2. Focus on building the right mental representations of the concepts. If you want to learn, say, differentiation, don't just learn all the differentiation rules like dx^n / dx = nx^(n-1). Try to understand the definition of differentiation. In school they usually don't teach you how to think about this stuff, they only teach you to manipulate algebraic symbols. Newton himself believed algebra was just of expressing what you already understand, not a way of understanding things in itself. I think that is very true.

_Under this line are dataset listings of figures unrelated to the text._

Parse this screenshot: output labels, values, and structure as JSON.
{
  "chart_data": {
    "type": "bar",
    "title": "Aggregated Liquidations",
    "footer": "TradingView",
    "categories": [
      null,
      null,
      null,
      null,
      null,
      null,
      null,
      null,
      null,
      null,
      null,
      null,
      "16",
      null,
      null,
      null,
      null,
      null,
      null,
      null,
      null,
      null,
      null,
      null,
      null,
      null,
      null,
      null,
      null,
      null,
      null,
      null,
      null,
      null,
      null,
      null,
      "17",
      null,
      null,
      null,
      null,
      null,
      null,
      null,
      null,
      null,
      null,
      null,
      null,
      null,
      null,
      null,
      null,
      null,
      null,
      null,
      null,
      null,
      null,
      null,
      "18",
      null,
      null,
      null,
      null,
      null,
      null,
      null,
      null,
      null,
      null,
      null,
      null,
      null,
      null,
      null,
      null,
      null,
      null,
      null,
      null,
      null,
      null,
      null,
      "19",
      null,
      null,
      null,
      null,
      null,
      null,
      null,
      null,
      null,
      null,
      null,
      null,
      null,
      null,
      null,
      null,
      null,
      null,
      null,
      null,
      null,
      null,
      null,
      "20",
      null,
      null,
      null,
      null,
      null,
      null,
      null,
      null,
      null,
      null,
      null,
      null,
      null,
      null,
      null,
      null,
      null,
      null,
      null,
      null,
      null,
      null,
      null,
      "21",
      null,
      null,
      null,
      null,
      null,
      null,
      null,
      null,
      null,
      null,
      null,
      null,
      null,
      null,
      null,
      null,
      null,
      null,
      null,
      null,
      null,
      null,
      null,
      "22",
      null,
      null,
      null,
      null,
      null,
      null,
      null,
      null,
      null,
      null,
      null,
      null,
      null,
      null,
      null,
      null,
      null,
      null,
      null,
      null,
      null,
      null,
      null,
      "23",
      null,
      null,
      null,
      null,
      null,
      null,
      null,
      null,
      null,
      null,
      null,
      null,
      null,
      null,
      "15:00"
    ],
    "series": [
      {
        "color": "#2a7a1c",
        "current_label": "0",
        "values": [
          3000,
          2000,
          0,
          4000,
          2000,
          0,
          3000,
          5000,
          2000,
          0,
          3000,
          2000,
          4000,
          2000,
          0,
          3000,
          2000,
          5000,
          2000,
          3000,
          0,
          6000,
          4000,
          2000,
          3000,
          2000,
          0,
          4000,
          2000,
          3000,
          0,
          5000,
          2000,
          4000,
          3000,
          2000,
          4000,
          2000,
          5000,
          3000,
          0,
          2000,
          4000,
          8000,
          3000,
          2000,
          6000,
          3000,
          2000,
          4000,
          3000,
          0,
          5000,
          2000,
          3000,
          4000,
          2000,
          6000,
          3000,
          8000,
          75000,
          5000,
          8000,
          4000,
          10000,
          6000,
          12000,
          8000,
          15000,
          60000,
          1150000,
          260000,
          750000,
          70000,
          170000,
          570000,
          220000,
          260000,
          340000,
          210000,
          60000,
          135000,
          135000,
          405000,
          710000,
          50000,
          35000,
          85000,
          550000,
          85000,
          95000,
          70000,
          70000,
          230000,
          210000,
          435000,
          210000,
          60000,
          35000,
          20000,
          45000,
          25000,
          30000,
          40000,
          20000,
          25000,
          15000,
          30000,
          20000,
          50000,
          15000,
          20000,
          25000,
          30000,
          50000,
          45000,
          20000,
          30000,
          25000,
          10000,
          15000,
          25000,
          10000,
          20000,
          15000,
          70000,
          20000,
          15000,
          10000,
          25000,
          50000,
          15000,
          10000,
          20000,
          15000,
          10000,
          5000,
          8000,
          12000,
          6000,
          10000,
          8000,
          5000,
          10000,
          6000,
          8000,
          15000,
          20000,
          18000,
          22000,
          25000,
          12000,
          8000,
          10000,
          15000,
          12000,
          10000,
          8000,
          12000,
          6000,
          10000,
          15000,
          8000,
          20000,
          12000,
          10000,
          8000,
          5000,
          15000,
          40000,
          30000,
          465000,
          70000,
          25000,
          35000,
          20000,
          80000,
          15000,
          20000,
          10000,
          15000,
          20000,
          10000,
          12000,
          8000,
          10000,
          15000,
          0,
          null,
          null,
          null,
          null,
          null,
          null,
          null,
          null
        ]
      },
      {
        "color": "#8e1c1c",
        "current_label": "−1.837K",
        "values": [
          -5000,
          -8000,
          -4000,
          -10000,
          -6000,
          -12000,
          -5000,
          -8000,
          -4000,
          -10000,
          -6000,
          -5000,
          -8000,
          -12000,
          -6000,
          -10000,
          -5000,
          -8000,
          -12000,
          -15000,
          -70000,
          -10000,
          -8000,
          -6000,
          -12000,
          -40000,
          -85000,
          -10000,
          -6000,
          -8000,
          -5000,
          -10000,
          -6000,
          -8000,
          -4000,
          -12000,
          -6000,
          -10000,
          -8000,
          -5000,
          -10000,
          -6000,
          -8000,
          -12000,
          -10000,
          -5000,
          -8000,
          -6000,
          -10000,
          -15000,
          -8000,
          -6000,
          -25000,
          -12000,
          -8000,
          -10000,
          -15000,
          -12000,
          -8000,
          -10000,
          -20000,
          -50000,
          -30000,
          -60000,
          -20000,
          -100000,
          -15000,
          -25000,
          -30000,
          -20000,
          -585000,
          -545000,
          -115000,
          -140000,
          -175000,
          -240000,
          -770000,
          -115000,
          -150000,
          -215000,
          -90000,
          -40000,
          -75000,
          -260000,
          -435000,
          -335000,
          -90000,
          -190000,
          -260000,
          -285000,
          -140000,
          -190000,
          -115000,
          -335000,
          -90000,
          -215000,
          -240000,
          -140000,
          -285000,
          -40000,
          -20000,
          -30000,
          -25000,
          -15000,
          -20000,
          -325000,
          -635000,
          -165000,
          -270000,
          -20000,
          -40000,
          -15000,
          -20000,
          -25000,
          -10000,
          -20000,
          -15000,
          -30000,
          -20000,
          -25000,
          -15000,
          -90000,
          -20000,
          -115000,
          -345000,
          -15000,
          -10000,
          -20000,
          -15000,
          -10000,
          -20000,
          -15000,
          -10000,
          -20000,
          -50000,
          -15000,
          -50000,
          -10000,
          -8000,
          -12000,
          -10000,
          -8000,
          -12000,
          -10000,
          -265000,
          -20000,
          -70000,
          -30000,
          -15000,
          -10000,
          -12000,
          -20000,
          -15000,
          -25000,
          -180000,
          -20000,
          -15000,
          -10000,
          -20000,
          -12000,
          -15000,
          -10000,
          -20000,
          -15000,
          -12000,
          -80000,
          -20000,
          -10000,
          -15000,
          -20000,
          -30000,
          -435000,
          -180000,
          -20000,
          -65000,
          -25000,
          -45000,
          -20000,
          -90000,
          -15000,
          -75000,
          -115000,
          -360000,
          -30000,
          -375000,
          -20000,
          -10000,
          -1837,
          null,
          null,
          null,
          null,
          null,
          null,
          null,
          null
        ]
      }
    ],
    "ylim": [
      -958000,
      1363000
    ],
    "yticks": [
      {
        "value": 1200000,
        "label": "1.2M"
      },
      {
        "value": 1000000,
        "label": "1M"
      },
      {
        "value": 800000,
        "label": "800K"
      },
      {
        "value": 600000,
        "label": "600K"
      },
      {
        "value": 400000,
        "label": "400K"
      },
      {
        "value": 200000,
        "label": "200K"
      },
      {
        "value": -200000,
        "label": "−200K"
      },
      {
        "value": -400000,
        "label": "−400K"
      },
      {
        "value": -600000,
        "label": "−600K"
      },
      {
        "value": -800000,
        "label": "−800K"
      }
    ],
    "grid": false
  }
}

3. The most important thing is mental representation. You sometimes see self-taught people try to answer questions on math.stackexchange and whatnot, and they are usually easy to spot because they don't have a real mathematician's mindset. They learned the lingo and the techniques but they haven't learned how to think properly about the concepts. So, to avoid becoming like that, get as much interaction with skilled mathematicians as possible. If you don't have access to them physically, one way is to ask and answer questions on math.stackexchange. People there enjoy punishing sloppy mathematics, and that is very good.

4. Engage in a process of trial and failure where the failures are explicitly identifiable. Solving practice problems where you have access to the answers is a decent method for that, I guess. But look very closely at what exactly went wrong whenever you made mistakes. There is really no way of learning anything unless you get feedback. And you cannot any feedback unless you do things that can generate mistakes. For example merely reading stuff is *not* a way to learn mathematics. You have to get your elbows in the mud. It's definitely not a pleasurable process, but it's the only way.

5. Have specific goals. Set up the broad topics you want to learn, and what sort of problems you would want to solve within each one. That is obviously hard to know in advance, but you can do this by looking up curriculums of university courses in Calculus. Typically, they will probably include:

- Real numbers and continuity

- Sequences, series and limits

- Differentiation

- Integration

I don't have any suggestions for specific books on Calculus, because there are so many of them. But if you plan to enroll at some specific university, I would simply look up the books they use and use that as a starting point.

There is a lot to say about the best way to learn this stuff and I am probably forgetting a lot. Feel free to ask more questions. But they key elements are:

- Observe how skilled mathematicians think

- Get your elbows in the mud with a process based on trial-and-error *with* feedback

- Have specificity in your goals